Hydrologic models are robust tools for estimating key parameters in the management of water resources, including water inputs, storage, and pathway fluxes. The selection of process-based versus data-driven modeling structure is an important consideration, particularly as advancements in machine learning yield potential for improved model performance but at the cost of lacking physical analogues. Despite recent advancement, there exists an absence of cross-model comparison of the tradeoffs between process-based and data-driven model types in settings with varying hydrologic controls. In this study, we use physically-based (SWAT), conceptually-based (LUMP), and deep-learning (LSTM) models to simulate hydrologic pathway contributions for a fluvial watershed and a karst basin over a twenty-year period. We find that, while all models are satisfactory, the LSTM model outperformed both the SWAT and LUMP models in simulating total discharge and that the improved performance was more evident in the groundwater-dominated karst system than the surface-dominated fluvial stream.
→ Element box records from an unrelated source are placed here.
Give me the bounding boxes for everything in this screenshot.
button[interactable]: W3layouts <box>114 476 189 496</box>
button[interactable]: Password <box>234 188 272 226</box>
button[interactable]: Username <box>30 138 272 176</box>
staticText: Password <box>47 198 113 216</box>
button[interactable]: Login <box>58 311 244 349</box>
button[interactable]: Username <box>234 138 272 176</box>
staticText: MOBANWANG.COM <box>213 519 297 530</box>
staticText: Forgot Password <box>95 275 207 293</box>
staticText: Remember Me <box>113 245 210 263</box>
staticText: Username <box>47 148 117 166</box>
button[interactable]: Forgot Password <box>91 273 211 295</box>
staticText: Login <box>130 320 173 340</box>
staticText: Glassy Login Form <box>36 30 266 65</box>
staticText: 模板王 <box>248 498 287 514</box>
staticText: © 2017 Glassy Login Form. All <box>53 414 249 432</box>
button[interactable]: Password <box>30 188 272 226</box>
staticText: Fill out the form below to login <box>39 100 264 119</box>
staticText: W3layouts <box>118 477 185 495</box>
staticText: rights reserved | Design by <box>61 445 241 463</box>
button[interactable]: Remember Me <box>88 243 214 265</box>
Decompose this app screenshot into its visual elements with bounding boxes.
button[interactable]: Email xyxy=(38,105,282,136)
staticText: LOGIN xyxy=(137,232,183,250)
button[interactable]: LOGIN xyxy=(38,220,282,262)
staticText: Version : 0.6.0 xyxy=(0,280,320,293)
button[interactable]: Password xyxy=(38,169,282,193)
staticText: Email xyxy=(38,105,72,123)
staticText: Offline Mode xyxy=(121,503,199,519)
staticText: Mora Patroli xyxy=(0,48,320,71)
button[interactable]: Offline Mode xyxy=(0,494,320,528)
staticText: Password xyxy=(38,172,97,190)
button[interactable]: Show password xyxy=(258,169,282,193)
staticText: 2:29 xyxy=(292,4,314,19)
Further, the LSTM model was able to achieve this improved performance with only 10–25% of the observed time-series as training data. Regarding pathways, the LSTM model coupled with a recursive digital filter was able to successfully match the magnitude of process-based estimates of quick, intermediate, and slow flow contributions for both basins (ρ ranging from 0.58 to 0.71). However, the process-based models exhibited more realistic time-fractal scaling of hydrologic flow pathways compared to the LSTM model which, depending on project objectives, presents a potential drawback to the use of machine learning models for some hydrologic applications. This study demonstrates the utility and potential extraction of physical-analogues of LSTM modeling, which will be useful as deep learning approaches to hydrologic modeling become more prominent and modelers look for ways to infer physical information from data-driven predictions.